Introduces BoxSERS, a complete and ready-to-use python library for the application of data augmentation, dimensional reduction, spectral correction, machine learning and other methods specially designed and adapted for vibrational spectra(Raman,FTIR, SERS, etc.).
Table of contents
BoxSERS Installation
From PypY
pip install boxsers
From Github
pip install git+https://github.com/ALebrun-108/BoxSERS.git
Requirements
Listed below are the main modules needed to operate the codes:
- Sklearn
- Scipy
- Numpy
- Pandas
- Matplotlib
- Tensor flow (GPU or CPU)
Labels associated to spectra can be in one of the following three forms:
Label Type | Examples |
---|
Text | Cholic, Deoxycholic, Lithocholic, ... |
Integer | 0, 3, 1 , ... |
Binary | [1 0 0 0], [0 0 0 1], [0 1 0 0], ... |
Included Features
Module boxsers.misc_tools
This module provides functions for a variety of utilities.
-
data_split : Randomly splits an initial set of spectra into two new subsets named in this
function: subset A and subset B.
-
load_rruff : Export a subset of Raman spectra from the RRUFF database in the form of three related lists
containing Raman shifts, intensities and mineral names.
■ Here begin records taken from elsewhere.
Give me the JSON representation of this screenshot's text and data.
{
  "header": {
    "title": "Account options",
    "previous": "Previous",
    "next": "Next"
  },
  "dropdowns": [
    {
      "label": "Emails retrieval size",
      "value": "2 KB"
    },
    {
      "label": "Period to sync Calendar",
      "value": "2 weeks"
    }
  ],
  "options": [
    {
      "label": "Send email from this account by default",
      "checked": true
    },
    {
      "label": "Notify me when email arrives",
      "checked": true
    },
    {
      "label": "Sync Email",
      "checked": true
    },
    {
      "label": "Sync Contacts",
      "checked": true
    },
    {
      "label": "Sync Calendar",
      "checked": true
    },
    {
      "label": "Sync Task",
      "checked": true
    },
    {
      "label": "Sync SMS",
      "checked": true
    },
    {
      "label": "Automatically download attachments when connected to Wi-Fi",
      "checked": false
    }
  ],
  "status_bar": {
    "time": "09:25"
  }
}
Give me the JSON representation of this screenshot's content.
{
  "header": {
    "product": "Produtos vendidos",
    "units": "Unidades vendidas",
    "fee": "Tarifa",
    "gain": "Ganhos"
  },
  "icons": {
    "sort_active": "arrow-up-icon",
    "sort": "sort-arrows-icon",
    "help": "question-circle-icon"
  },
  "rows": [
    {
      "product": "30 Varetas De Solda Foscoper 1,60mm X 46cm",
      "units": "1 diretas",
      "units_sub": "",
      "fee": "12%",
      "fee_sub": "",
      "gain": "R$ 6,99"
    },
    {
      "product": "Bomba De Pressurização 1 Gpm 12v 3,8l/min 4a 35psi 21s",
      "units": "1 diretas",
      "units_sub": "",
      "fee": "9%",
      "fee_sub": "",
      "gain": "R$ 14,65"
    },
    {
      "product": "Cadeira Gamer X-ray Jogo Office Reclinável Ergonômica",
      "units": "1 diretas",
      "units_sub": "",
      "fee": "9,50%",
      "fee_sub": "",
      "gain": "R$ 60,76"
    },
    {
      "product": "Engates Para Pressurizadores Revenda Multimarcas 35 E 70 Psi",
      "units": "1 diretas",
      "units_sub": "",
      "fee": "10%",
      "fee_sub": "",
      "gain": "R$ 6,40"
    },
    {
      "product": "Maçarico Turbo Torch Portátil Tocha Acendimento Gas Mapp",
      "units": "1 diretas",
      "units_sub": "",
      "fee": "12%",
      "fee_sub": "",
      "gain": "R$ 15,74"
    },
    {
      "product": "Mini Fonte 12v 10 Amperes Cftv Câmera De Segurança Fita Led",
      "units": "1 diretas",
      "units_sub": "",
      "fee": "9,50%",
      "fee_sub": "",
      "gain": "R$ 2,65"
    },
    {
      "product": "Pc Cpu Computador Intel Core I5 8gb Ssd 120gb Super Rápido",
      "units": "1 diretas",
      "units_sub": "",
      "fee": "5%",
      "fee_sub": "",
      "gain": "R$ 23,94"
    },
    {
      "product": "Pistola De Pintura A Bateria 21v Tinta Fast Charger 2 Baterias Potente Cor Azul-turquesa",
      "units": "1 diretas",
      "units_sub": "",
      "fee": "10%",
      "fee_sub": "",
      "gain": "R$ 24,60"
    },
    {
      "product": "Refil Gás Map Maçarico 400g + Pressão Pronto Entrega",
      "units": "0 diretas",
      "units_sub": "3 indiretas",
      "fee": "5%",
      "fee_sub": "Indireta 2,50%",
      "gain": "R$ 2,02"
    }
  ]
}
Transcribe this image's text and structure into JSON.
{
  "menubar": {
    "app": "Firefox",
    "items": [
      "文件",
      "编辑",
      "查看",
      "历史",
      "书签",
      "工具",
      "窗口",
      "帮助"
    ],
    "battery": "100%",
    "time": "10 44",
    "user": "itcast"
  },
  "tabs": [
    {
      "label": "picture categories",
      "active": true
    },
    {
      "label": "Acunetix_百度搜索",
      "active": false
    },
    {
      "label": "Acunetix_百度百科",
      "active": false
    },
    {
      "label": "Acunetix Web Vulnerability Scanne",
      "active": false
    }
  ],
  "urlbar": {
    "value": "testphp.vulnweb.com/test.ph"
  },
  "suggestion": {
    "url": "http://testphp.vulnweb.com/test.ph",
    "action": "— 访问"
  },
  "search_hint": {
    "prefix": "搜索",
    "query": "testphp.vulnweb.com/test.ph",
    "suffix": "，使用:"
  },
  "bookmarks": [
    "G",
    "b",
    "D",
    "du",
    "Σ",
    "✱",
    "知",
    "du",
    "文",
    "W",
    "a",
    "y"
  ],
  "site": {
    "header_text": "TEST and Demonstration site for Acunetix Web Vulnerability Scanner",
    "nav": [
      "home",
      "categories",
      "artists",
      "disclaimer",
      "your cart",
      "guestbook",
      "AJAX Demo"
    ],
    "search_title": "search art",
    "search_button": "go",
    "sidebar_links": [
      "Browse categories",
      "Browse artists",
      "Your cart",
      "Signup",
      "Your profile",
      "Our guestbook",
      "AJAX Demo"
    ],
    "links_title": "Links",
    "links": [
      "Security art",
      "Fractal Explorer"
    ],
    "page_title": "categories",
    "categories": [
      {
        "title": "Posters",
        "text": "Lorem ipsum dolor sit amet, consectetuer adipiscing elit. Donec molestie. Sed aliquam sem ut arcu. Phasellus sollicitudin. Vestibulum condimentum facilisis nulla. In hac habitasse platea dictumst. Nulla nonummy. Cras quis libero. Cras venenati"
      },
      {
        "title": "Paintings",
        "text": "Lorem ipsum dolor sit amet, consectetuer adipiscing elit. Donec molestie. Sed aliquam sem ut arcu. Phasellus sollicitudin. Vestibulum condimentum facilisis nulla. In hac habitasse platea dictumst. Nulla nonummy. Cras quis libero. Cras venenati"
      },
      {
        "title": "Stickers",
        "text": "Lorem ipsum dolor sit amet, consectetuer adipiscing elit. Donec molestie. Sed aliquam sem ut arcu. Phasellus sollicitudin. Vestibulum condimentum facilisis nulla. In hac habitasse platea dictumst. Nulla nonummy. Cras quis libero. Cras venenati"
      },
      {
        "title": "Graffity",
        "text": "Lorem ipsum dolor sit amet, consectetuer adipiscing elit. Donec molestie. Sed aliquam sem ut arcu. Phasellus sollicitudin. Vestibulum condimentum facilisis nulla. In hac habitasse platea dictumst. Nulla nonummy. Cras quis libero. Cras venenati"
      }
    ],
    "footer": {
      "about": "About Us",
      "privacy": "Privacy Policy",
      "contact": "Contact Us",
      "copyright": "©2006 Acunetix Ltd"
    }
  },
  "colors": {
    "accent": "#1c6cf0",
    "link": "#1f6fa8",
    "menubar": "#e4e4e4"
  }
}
Module boxsers.visual_tools
This module provides different tools to visualize vibrational spectra quickly.
-
spectro_plot : Returns a plot with the selected spectrum(s)
-
random_plot : Plot a number of randomly selected spectra from a set of spectra.
-
distribution_plot : Return a bar plot that represents the distributions of spectra for each classes in
a given set of spectra
from boxsers.misc_tools import data_split
from boxsers.visual_tools import spectro_plot, random_plot, distribution_plot
wn = 3
spec =5
(spec_train, spec_test, lab_train, lab_test) = data_split(wn, spec , b_size=0.4)
distribution_plot(lab_train, title='Train set distribution')
random_plot(wn, spec, random_spectra=4)
spectro_plot(wn, spec[0], spec[2])
Module boxsers.preprocessing
This module provides multiple functions to preprocess vibrational spectra. These features
improve spectrum quality and can improve performance for machine learning applications.
-
baseline_substraction : Subtracts the baseline signal from the spectrum(s) using
Asymmetric Least Squares estimation.
-
intensity_normalization : Normalizes the spectrum(s) using one of the available norms in this function.
-
savgol_smoothing : Smoothes the spectrum(s) using a Savitzky-Golay polynomial filter.
-
spectral_cut : Subtracts or sets to zero a delimited spectral region of the spectrum(s)
-
spline_interpolation : Performs a one-dimensional interpolation spline on the spectra to reproduce
them with a new x-axis.
import numpy as np
from boxsers.preprocessing import als_baseline_cor, spectral_cut, spectral_normalization, spline_interpolation
new_wn = np.linspace(500, 3000, 1000)
spec_cor = spline_interpolation(spec, wn, new_wn)
(spec_cor, baseline) = als_baseline_cor(spec, lam=1e4, p=0.001, niter=10)
spec_cor = spectral_normalization(spec)
spec_cor, wn_cor = spectral_cut(spec, wn, wn_start, wn_end)
Module boxsers.data_augmentation
This module provides several data augmentation methods that generate new spectra by adding
different variations to existing spectra.
-
aug_mixup : Randomly generates new spectra by mixing together several spectra with a Dirichlet
probability distribution.
-
aug_noise : Randomly generates new spectra with Gaussian noise added.
-
aug_multiplier : Randomly generates new spectra with multiplicative factors applied.
-
aug_ioffset : Randomly generates new spectra shifted in intensity.
-
aug_xshift : Randomly generates new spectra shifted in wavelength.
-
aug_linslope : Randomly generates new spectra with additional linear slopes
from boxsers.data_augmentation import aug_mixup, aug_noise
spectra_nse, label_nse = aug_noise(spec, lab, snr=10)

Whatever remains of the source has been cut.